With the market more fiercely competitive than ever, some of us are considering getting a resale condominium. However, the process to do so seems daunting and complex - to know what you need to do, here is a nifty timeline you can refer to:
Step 1: Set your budget
You might be already aware, but buying a condominium does not solely rely on the property purchase price. When it comes to home loans and monthly repayments, there are other restrictions put in place as well.
For example, you will need to make sure to adhere to the following:
Loan-to-Value (LTV) ratio
Total Debt Servicing Ratio (TDSR)
LTV ratio refers to the maximum amount an individual can borrow from a Financial Institution (FI) for a housing loan. It is usually a percentage of the property’s value, where the remaining amount will have to be paid entirely for
TDSR is the ratio where new mortgages cannot cause borrowers’ total monthly loan repayment to exceed a certain percentage of their total gross income. In the past, it was at 60%. However, with the recent tightening of the TDSR, the threshold has decreased from 60% to 55%.
There are also other costs that you must consider as well:
Buyer’s Stamp Duty (BSD)
Additional Buyer’s Stamp Duty (ABSD)
BSD is the tax payable on the property bought. The amount is determined to be the higher amount between purchase price or property valuation.
ABSD is another layer of tax payable on the property bought, and is increasingly higher depending on the number of properties you own. The percentage of ABSD will also depend on your residency status (e.g. Singaporean / Permanent Residents / Foreigners).
To know more details of the exact calculations you should make, reach out to us to get a comprehensive budget analysis and projections of your monthly payables.
Step 2: Secure your In-Principle Approval (IPA)
To get a good estimate of your maximum loan quantum, you can reach out to a Financial Institution to know how much they are willing to loan when you purchase a home. They will determine the amount based on your credit history, income, savings and more. The process can take as fast as a week or as long as a month. We encourage you to submit as many supporting documents as possible, so that the estimate will be accurate. This will let you have a good sensing of how much you can rely on loans, and how much you will have to fork out on your own.
If you are unsure of how to proceed with securing your IPA, you can also reach out to us to get our assistance to help you process this.
Step 3: Find your dream unit, but practice caution when picking one
At this point, with a clear budget on hand, you can go ahead to find a unit to your liking. If you are unsure of where to start, you can start by knowing what your needs are. How many rooms do you need for your family? What kind of amenities would you envision to have? What are the facilities (schools / hospitals) that you want to be near to?
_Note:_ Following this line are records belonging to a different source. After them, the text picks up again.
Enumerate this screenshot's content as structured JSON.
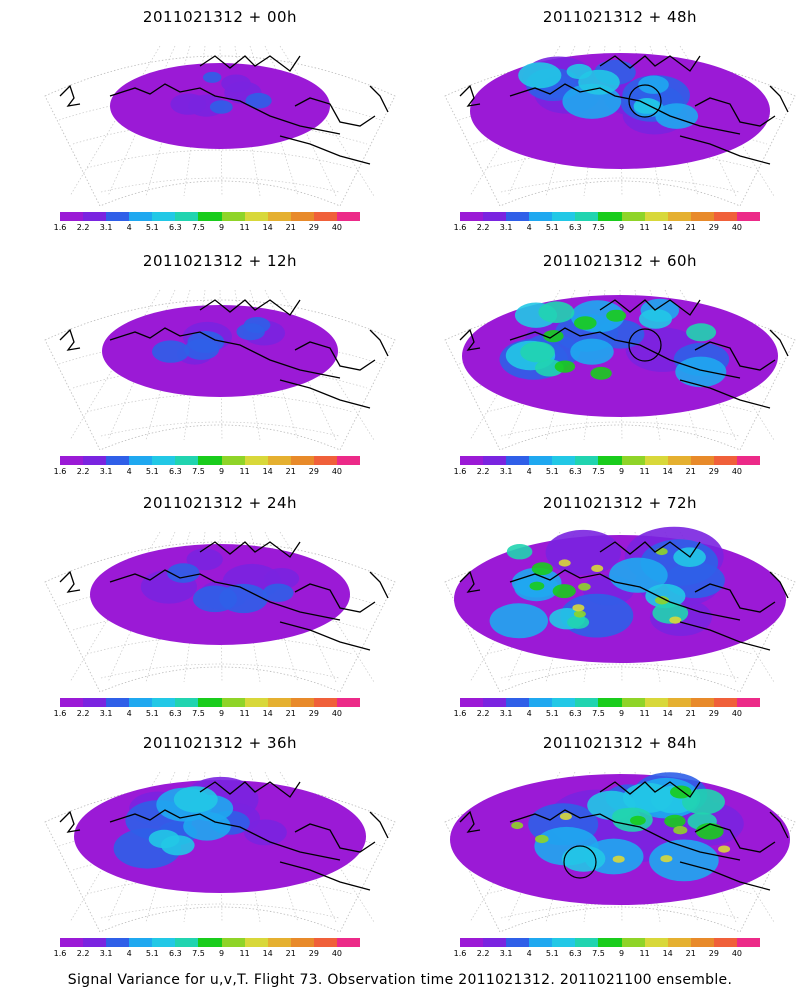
{
  "panels": [
    {
      "title": "2011021312 + 00h",
      "extent": 0.5,
      "intensity": 0,
      "seed": 1,
      "circle": false
    },
    {
      "title": "2011021312 + 48h",
      "extent": 1.0,
      "intensity": 1,
      "seed": 2,
      "circle": true
    },
    {
      "title": "2011021312 + 12h",
      "extent": 0.6,
      "intensity": 0,
      "seed": 3,
      "circle": false
    },
    {
      "title": "2011021312 + 60h",
      "extent": 1.1,
      "intensity": 2,
      "seed": 4,
      "circle": true
    },
    {
      "title": "2011021312 + 24h",
      "extent": 0.75,
      "intensity": 0,
      "seed": 5,
      "circle": false
    },
    {
      "title": "2011021312 + 72h",
      "extent": 1.2,
      "intensity": 3,
      "seed": 6,
      "circle": false
    },
    {
      "title": "2011021312 + 36h",
      "extent": 0.95,
      "intensity": 1,
      "seed": 7,
      "circle": false
    },
    {
      "title": "2011021312 + 84h",
      "extent": 1.25,
      "intensity": 3,
      "seed": 8,
      "circle": true
    }
  ],
  "colorbar": {
    "colors": [
      "#9b1ad6",
      "#7a24e0",
      "#2f5fe8",
      "#1fa8f0",
      "#22c8e6",
      "#21d4b0",
      "#19cc1c",
      "#8fd428",
      "#d8d83a",
      "#e5b030",
      "#e88a2a",
      "#f0603a",
      "#ec2a88"
    ],
    "labels": [
      "1.6",
      "2.2",
      "3.1",
      "4",
      "5.1",
      "6.3",
      "7.5",
      "9",
      "11",
      "14",
      "21",
      "29",
      "40"
    ]
  },
  "footer": {
    "caption": "Signal Variance for u,v,T. Flight 73. Observation time 2011021312. 2011021100 ensemble."
  }
}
Do your research on the above, and you will get a direction of where you should start looking at. After narrowing down your choices, pick the ones you are interested in to schedule for viewing. Schedule an appointment with the homeowners, and make sure to conduct a comprehensive viewing (both day and night!) to get a full understanding of how living there would be like.
Step 4: Kickstart negotiations and make an offer
With a preferred unit in mind, do your market analysis and know what the prices within the area are. Take the surrounding developments and future master plans into consideration, and get a rough understanding of how much you should offer. Once the negotiations conclude and the owner accepts your offer, you will be granted the Option to Purchase (OTP).
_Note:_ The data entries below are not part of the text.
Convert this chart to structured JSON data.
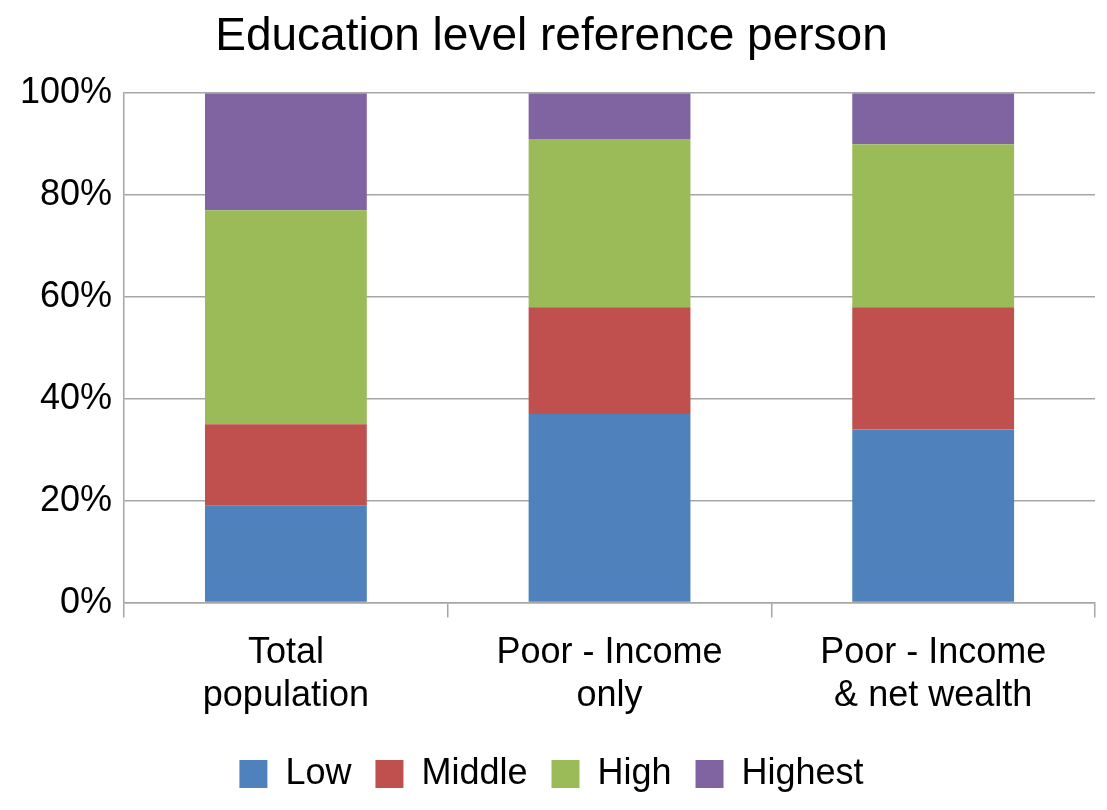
{
  "chart_data": {
    "type": "bar",
    "title": "Education level reference person",
    "categories": [
      "Total population",
      "Poor - Income only",
      "Poor - Income & net wealth"
    ],
    "series": [
      {
        "name": "Low",
        "color": "#4f81bd",
        "values": [
          19,
          37,
          34
        ]
      },
      {
        "name": "Middle",
        "color": "#c0504d",
        "values": [
          16,
          21,
          24
        ]
      },
      {
        "name": "High",
        "color": "#9bbb59",
        "values": [
          42,
          33,
          32
        ]
      },
      {
        "name": "Highest",
        "color": "#8064a2",
        "values": [
          23,
          9,
          10
        ]
      }
    ],
    "stacked": true,
    "ylim": [
      0,
      100
    ],
    "yticks": [
      {
        "value": 0,
        "label": "0%"
      },
      {
        "value": 20,
        "label": "20%"
      },
      {
        "value": 40,
        "label": "40%"
      },
      {
        "value": 60,
        "label": "60%"
      },
      {
        "value": 80,
        "label": "80%"
      },
      {
        "value": 100,
        "label": "100%"
      }
    ],
    "grid": "y",
    "legend": "bottom"
  }
}
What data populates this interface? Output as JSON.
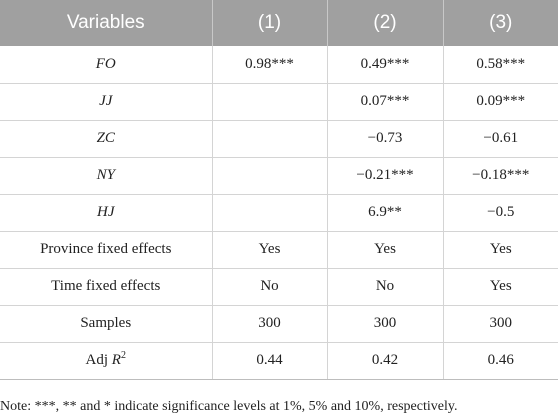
{
  "table": {
    "headers": [
      "Variables",
      "(1)",
      "(2)",
      "(3)"
    ],
    "rows": [
      {
        "variable": "FO",
        "italic": true,
        "values": [
          "0.98***",
          "0.49***",
          "0.58***"
        ]
      },
      {
        "variable": "JJ",
        "italic": true,
        "values": [
          "",
          "0.07***",
          "0.09***"
        ]
      },
      {
        "variable": "ZC",
        "italic": true,
        "values": [
          "",
          "−0.73",
          "−0.61"
        ]
      },
      {
        "variable": "NY",
        "italic": true,
        "values": [
          "",
          "−0.21***",
          "−0.18***"
        ]
      },
      {
        "variable": "HJ",
        "italic": true,
        "values": [
          "",
          "6.9**",
          "−0.5"
        ]
      },
      {
        "variable": "Province fixed effects",
        "italic": false,
        "values": [
          "Yes",
          "Yes",
          "Yes"
        ]
      },
      {
        "variable": "Time fixed effects",
        "italic": false,
        "values": [
          "No",
          "No",
          "Yes"
        ]
      },
      {
        "variable": "Samples",
        "italic": false,
        "values": [
          "300",
          "300",
          "300"
        ]
      },
      {
        "variable": "Adj R",
        "italic": false,
        "sup": "2",
        "values": [
          "0.44",
          "0.42",
          "0.46"
        ]
      }
    ]
  },
  "note": "Note: ***, ** and * indicate significance levels at 1%, 5% and 10%, respectively."
}
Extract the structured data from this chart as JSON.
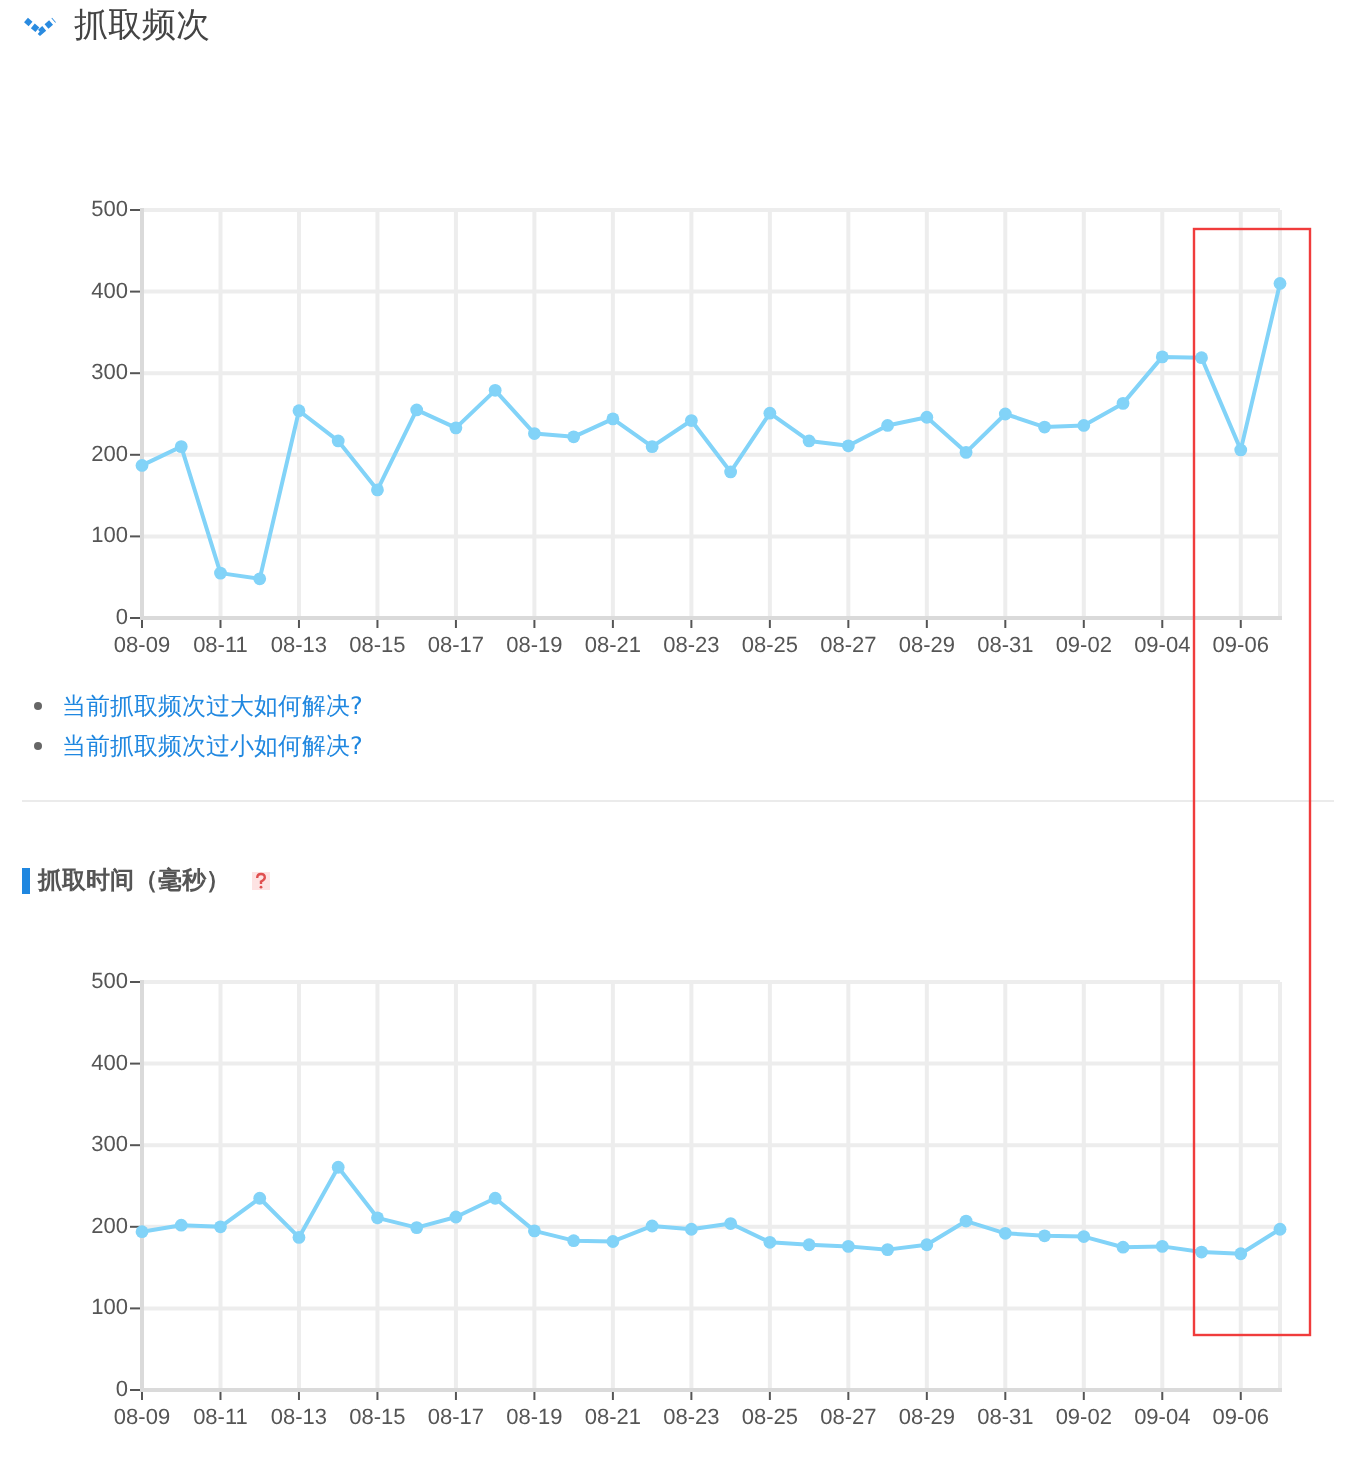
{
  "chart_data": [
    {
      "type": "line",
      "title": "抓取频次",
      "annotations": [
        "当前抓取频次过大如何解决?",
        "当前抓取频次过小如何解决?"
      ],
      "categories": [
        "08-09",
        null,
        "08-11",
        null,
        "08-13",
        null,
        "08-15",
        null,
        "08-17",
        null,
        "08-19",
        null,
        "08-21",
        null,
        "08-23",
        null,
        "08-25",
        null,
        "08-27",
        null,
        "08-29",
        null,
        "08-31",
        null,
        "09-02",
        null,
        "09-04",
        null,
        "09-06",
        null
      ],
      "series": [
        {
          "color": "#82d3f8",
          "values": [
            187,
            210,
            55,
            48,
            254,
            217,
            157,
            255,
            233,
            279,
            226,
            222,
            244,
            210,
            242,
            179,
            251,
            217,
            211,
            236,
            246,
            203,
            250,
            234,
            236,
            263,
            320,
            319,
            206,
            410
          ]
        }
      ],
      "ylim": [
        0,
        500
      ],
      "yticks": [
        0,
        100,
        200,
        300,
        400,
        500
      ],
      "grid": true,
      "marker": "circle"
    },
    {
      "type": "line",
      "title": "抓取时间（毫秒）",
      "categories": [
        "08-09",
        null,
        "08-11",
        null,
        "08-13",
        null,
        "08-15",
        null,
        "08-17",
        null,
        "08-19",
        null,
        "08-21",
        null,
        "08-23",
        null,
        "08-25",
        null,
        "08-27",
        null,
        "08-29",
        null,
        "08-31",
        null,
        "09-02",
        null,
        "09-04",
        null,
        "09-06",
        null
      ],
      "series": [
        {
          "color": "#82d3f8",
          "values": [
            194,
            202,
            200,
            235,
            187,
            273,
            211,
            199,
            212,
            235,
            195,
            183,
            182,
            201,
            197,
            204,
            181,
            178,
            176,
            172,
            178,
            207,
            192,
            189,
            188,
            175,
            176,
            169,
            167,
            197
          ]
        }
      ],
      "ylim": [
        0,
        500
      ],
      "yticks": [
        0,
        100,
        200,
        300,
        400,
        500
      ],
      "grid": true,
      "marker": "circle"
    }
  ]
}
Step 5: Get professional help
From here on, you will need to exercise your OTP through the assistance of a lawyer. This is because there needs to be a legal transfer of home ownership from the original owner to you. If you are not sure which law firm to approach or lawyer to engage, you can also reach out to us and our professional team that will help you process these procedures.
Step 6: Pay option fee
Once the OTP is finalised, you will then need to make the payment of option fee (approximately 1% of the purchase price) to the seller. With this concluded, the seller will no longer be allowed to issue the OTP to other interested parties.
You will then have 14 days to exercise the OTP, and you will need to pay the subsequent 4% down payment. If you did not exercise it in time, the 1% previously paid will be forfeited and you will lose the OTP. Make sure to do this step promptly to avoid unnecessary delays.
Step 7: Pay all your dues
At this juncture, you will need to make a handful of payments:
Buyer’s Stamp Duty
Additional Buyer’s Stamp Duty
Legal Fees
These payments will need to be made within 14 days from the exercise of OTP. Again, make sure to do this step promptly to avoid unnecessary delays.
Step 8: Congratulations on securing your dream home!
With the payments made and home loan disbursed, get your keys and get ready to enter your dream home!